Iluminan, los poemas de Silvina, lugares que tienen que ver con el dolor. Y también con la fiesta: Rosario convertido en una isla con chicas al ritmo de las Kumbia Queers, del Encuentro Nacional de Mujeres y la presencia constante de una ex y la novia de la ex. La idea de tener un hijo y criarlo en manada con todas las chicas. Un beso –en Bunker, en 1997, después de bailar y tomar alcohol– con una chica deseosa pero esquiva con las otras chicas, como recuerdo que se podría guardar hasta después de la muerte: los poemas de Silvina iluminan momentos particulares, los hacen brillar como recuerdos ardientes y los universalizan desde el detalle personal. Nos hablan de ella y, en la misma operación, nos hablan de todxs. Lean esto, sientan la potencia de la voz de Silvina: 

Las mujeres que me volvieron loca de verdad

Las mujeres que más amé

las que me volvieron loca de verdad

las chicas con las que quise todo, escribían.

Mi mamá hizo hasta segundo grado y no

me miró los cuadernos ni pudo

colorear un mapa conmigo o ayudarme

en un ejercicio de contabilidad.

El colegio y casa eran

una cadena rota en mi cabeza.

Cada vez que la veía firmar algo,

el boletín de la primaria,

un documento en el banco,

notaba que lo hacía lentamente

como alguien recuperándose de un golpe.

Me pregunto si las mujeres que amé

las que me volvieron loca de verdad

las chicas con las que quise todo

fueron mi movilidad intelectual ascendente,

si elegir mujeres que escriben

es disimular eso que me falta

cada vez que las dejo

o que me dejan.

LO PRIMERO ES LA FAMILIA

Esta charla arrancó más o menos así una tarde de ardor veraniego en un bar de San Telmo:

“Yo tuve una tía y un tío. Mi tío era homosexual. Había nacido en el 30 y pico, era hermano de mi papá, que es el más chico y el único que está vivo de los tres hermanos. Todos se criaron en la casa de Sarandí y tuvieron, según se contaba en la mesa familiar, un padre muy estricto, de muy pocas palabras y muy, como decían ellos, tajante con respecto a las opiniones, muy poco flexible y que usaba la fuerza física para castigarlos. Siempre lo contaban de una forma cómica, a mí siempre me llamó la atención que contaran la violencia con un dejo de comedia, “¿y te acordás cuando te agarró y te llevó al subsuelo y te dejó encerrado seis horas porque vos no sé qué hiciste?”, “¿y te acordás cuando te dio quince cinturonazos que te los dejó marcados?”. Bueno, eso se contaban entre los hermanos y se reían y celebraban eso, digamos.
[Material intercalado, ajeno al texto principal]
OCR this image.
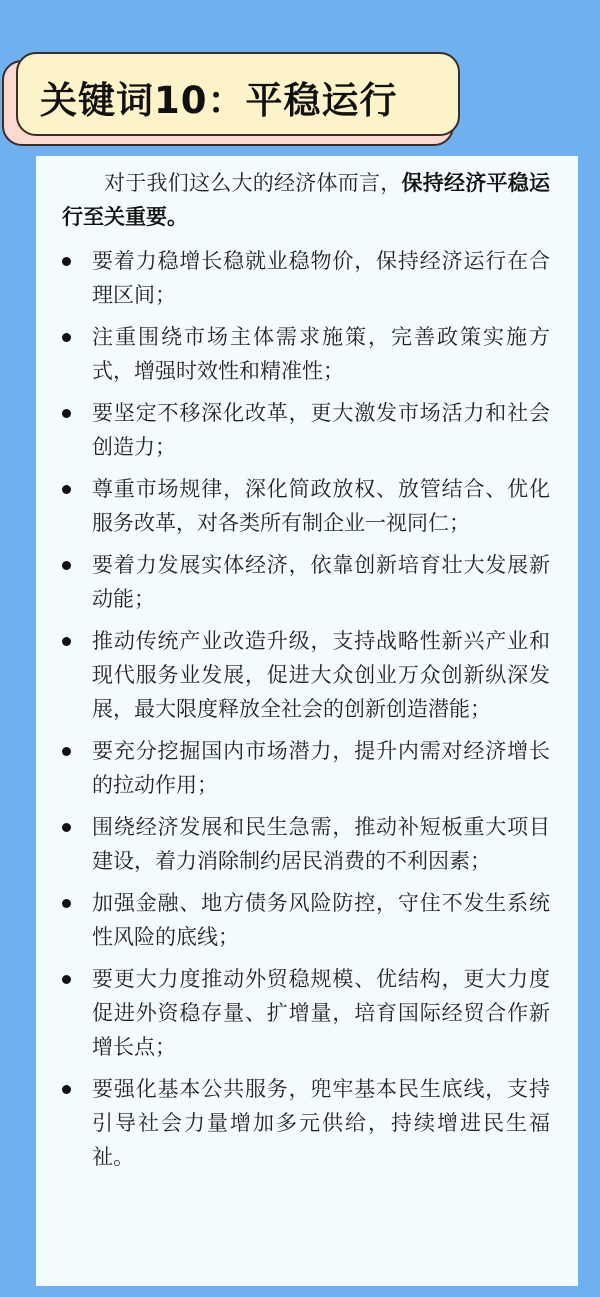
关键词10：平稳运行

对于我们这么大的经济体而言，保持经济平稳运行至关重要。

要着力稳增长稳就业稳物价，保持经济运行在合理区间；
注重围绕市场主体需求施策，完善政策实施方式，增强时效性和精准性；
要坚定不移深化改革，更大激发市场活力和社会创造力；
尊重市场规律，深化简政放权、放管结合、优化服务改革，对各类所有制企业一视同仁；
要着力发展实体经济，依靠创新培育壮大发展新动能；
推动传统产业改造升级，支持战略性新兴产业和现代服务业发展，促进大众创业万众创新纵深发展，最大限度释放全社会的创新创造潜能；
要充分挖掘国内市场潜力，提升内需对经济增长的拉动作用；
围绕经济发展和民生急需，推动补短板重大项目建设，着力消除制约居民消费的不利因素；
加强金融、地方债务风险防控，守住不发生系统性风险的底线；
要更大力度推动外贸稳规模、优结构，更大力度促进外资稳存量、扩增量，培育国际经贸合作新增长点；
要强化基本公共服务，兜牢基本民生底线，支持引导社会力量增加多元供给，持续增进民生福祉。
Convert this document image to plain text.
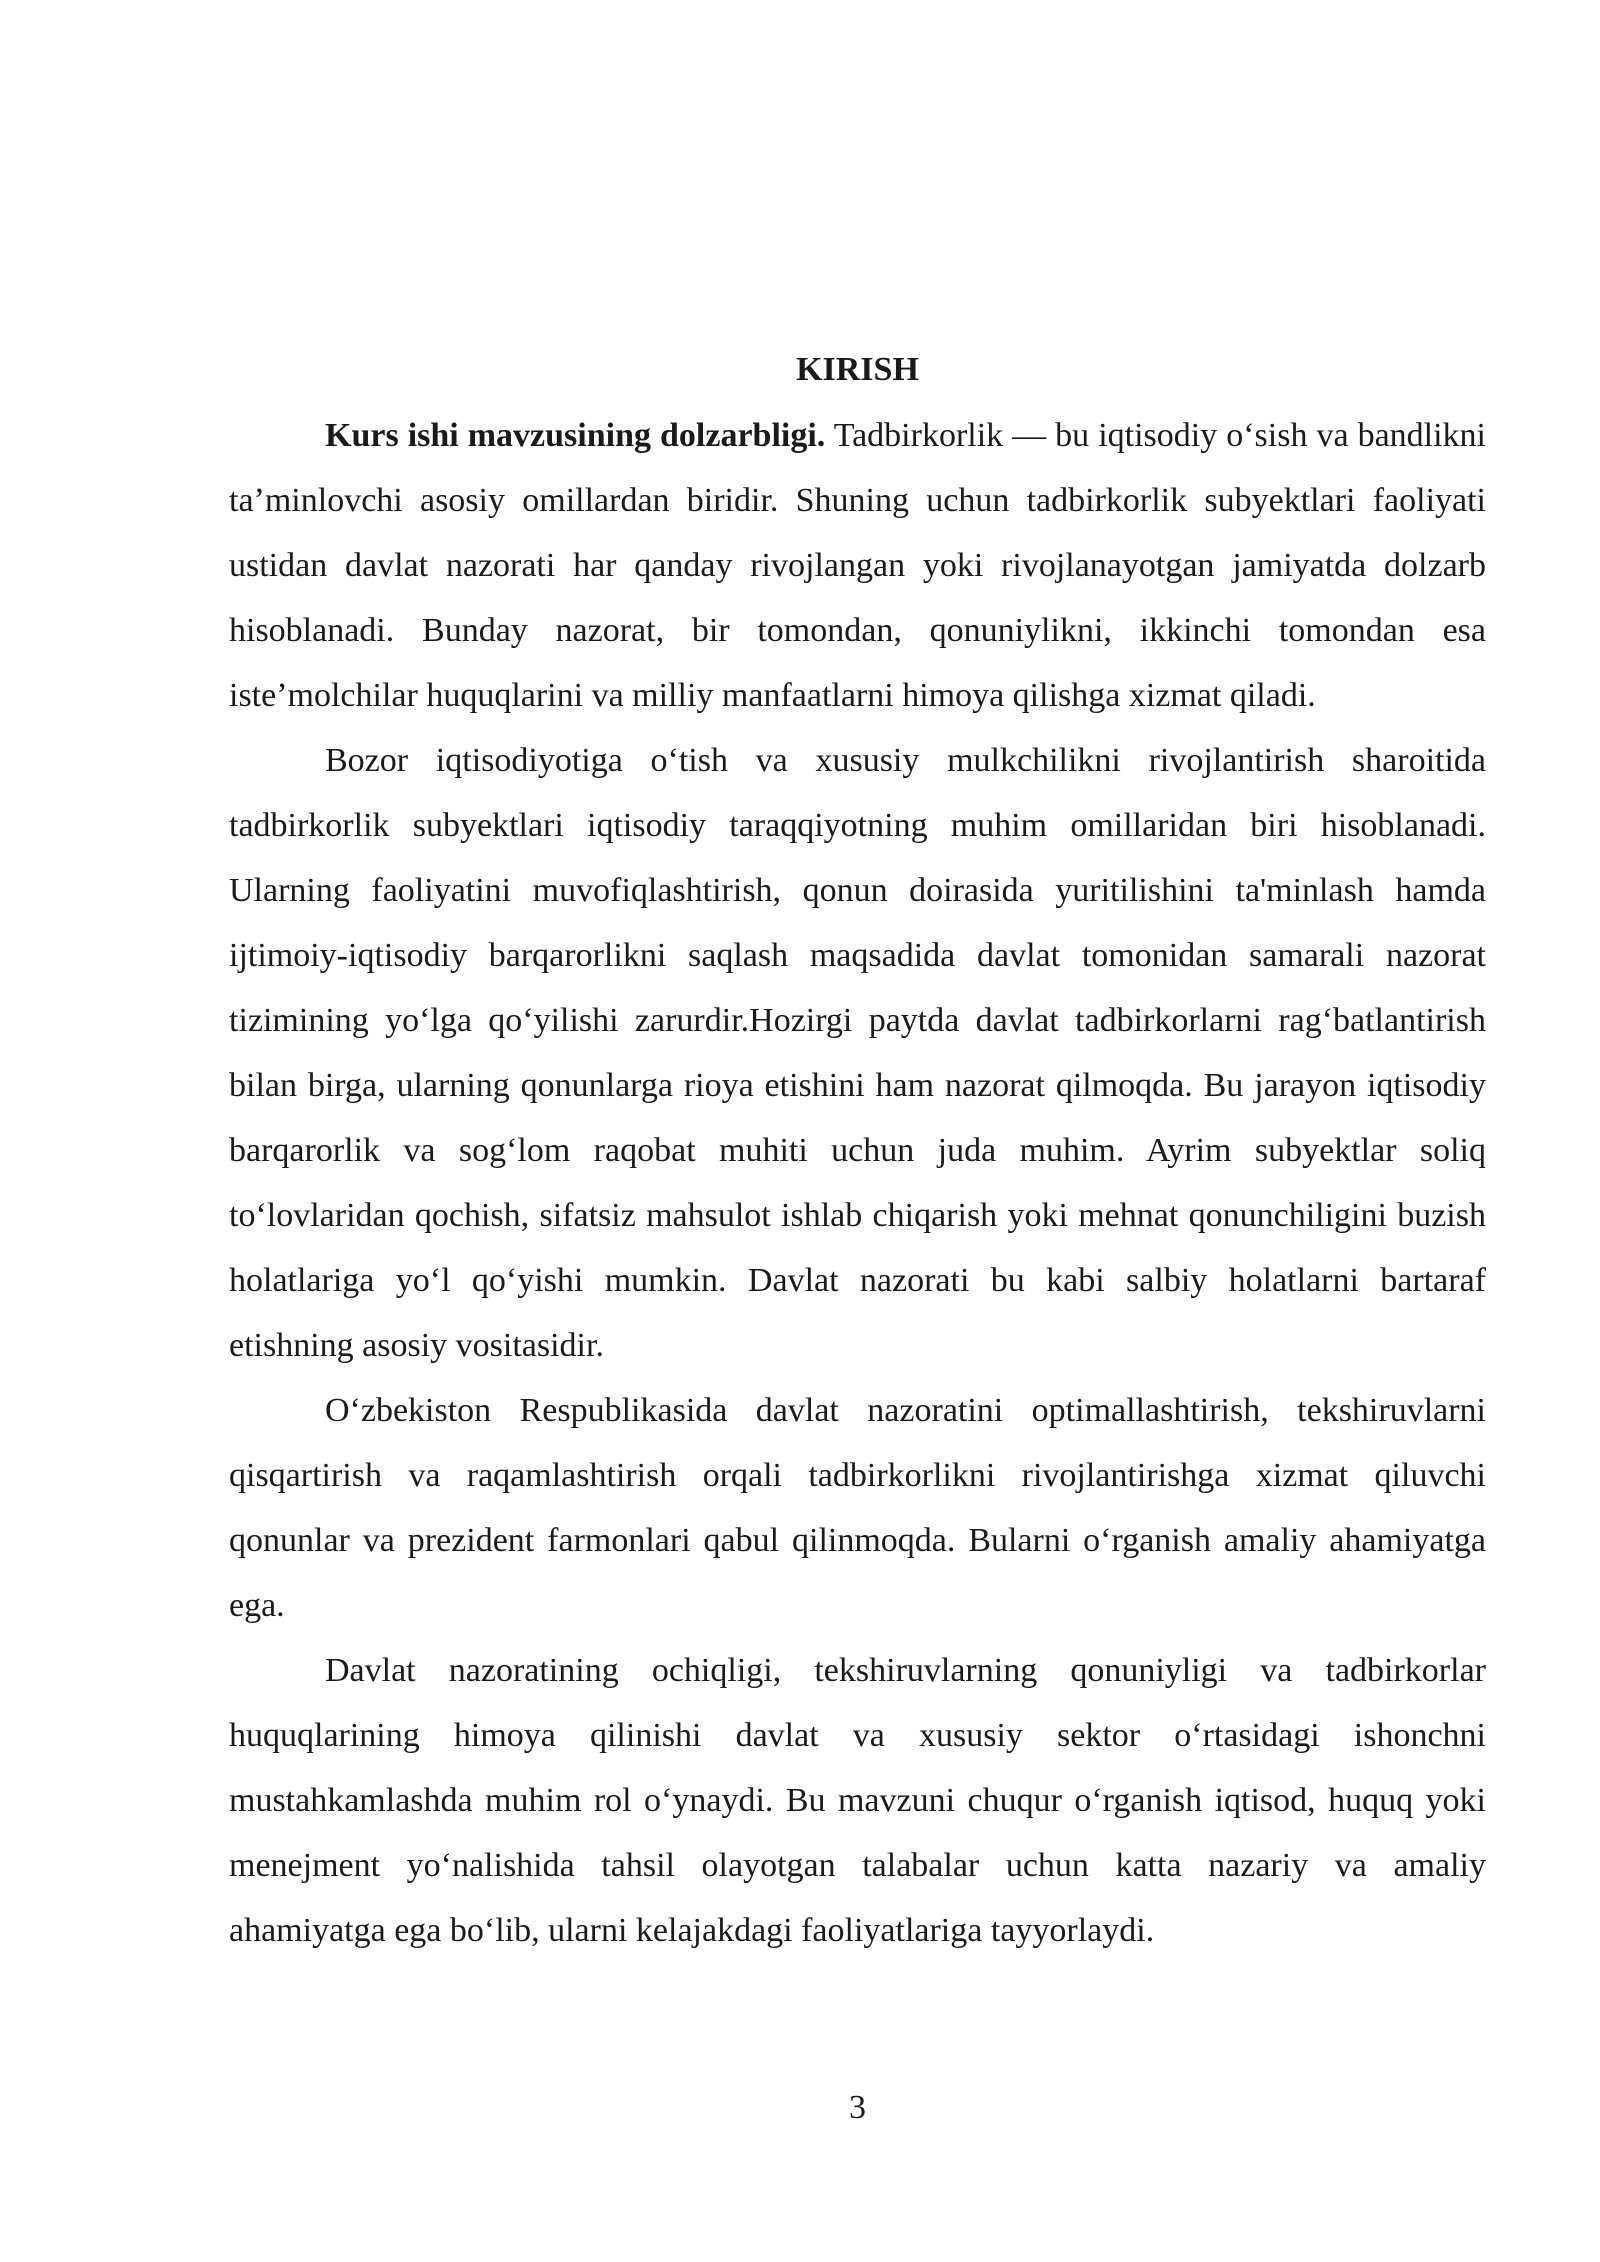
KIRISH

Kurs ishi mavzusining dolzarbligi. Tadbirkorlik — bu iqtisodiy oʻsish va bandlikni taʼminlovchi asosiy omillardan biridir. Shuning uchun tadbirkorlik subyektlari faoliyati ustidan davlat nazorati har qanday rivojlangan yoki rivojlanayotgan jamiyatda dolzarb hisoblanadi. Bunday nazorat, bir tomondan, qonuniylikni, ikkinchi tomondan esa isteʼmolchilar huquqlarini va milliy manfaatlarni himoya qilishga xizmat qiladi.

Bozor iqtisodiyotiga oʻtish va xususiy mulkchilikni rivojlantirish sharoitida tadbirkorlik subyektlari iqtisodiy taraqqiyotning muhim omillaridan biri hisoblanadi. Ularning faoliyatini muvofiqlashtirish, qonun doirasida yuritilishini ta'minlash hamda ijtimoiy-iqtisodiy barqarorlikni saqlash maqsadida davlat tomonidan samarali nazorat tizimining yoʻlga qoʻyilishi zarurdir.Hozirgi paytda davlat tadbirkorlarni ragʻbatlantirish bilan birga, ularning qonunlarga rioya etishini ham nazorat qilmoqda. Bu jarayon iqtisodiy barqarorlik va sogʻlom raqobat muhiti uchun juda muhim. Ayrim subyektlar soliq toʻlovlaridan qochish, sifatsiz mahsulot ishlab chiqarish yoki mehnat qonunchiligini buzish holatlariga yoʻl qoʻyishi mumkin. Davlat nazorati bu kabi salbiy holatlarni bartaraf etishning asosiy vositasidir.

Oʻzbekiston Respublikasida davlat nazoratini optimallashtirish, tekshiruvlarni qisqartirish va raqamlashtirish orqali tadbirkorlikni rivojlantirishga xizmat qiluvchi qonunlar va prezident farmonlari qabul qilinmoqda. Bularni oʻrganish amaliy ahamiyatga ega.

Davlat nazoratining ochiqligi, tekshiruvlarning qonuniyligi va tadbirkorlar huquqlarining himoya qilinishi davlat va xususiy sektor oʻrtasidagi ishonchni mustahkamlashda muhim rol oʻynaydi. Bu mavzuni chuqur oʻrganish iqtisod, huquq yoki menejment yoʻnalishida tahsil olayotgan talabalar uchun katta nazariy va amaliy ahamiyatga ega boʻlib, ularni kelajakdagi faoliyatlariga tayyorlaydi.

3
Esas eran las anécdotas felices. Las infelices, probablemente, eran que mi abuela, porque mi abuelo le pegaba, se fue cuando mi tía tenía ocho años, mi tío seis y mi papá cuatro. Y se mudó a muy pocas cuadras. De hecho mi papá y mis tíos se la cruzaban. Mi tía me contó que se la cruzaba en el almacén y que le decía “mamá” y que un día la sacó afuera y le dijo “nunca más digas adelante de nadie que soy tu mamá”. Ese nivel de dolor tenían. Por eso a veces entiendo que contaran los castigos físicos como una gracia.

Por lo menos implicaban un contacto.

–Y no una negación filial. 

Y ese es tu papá el que no habla, como aparece en uno de tus poemas.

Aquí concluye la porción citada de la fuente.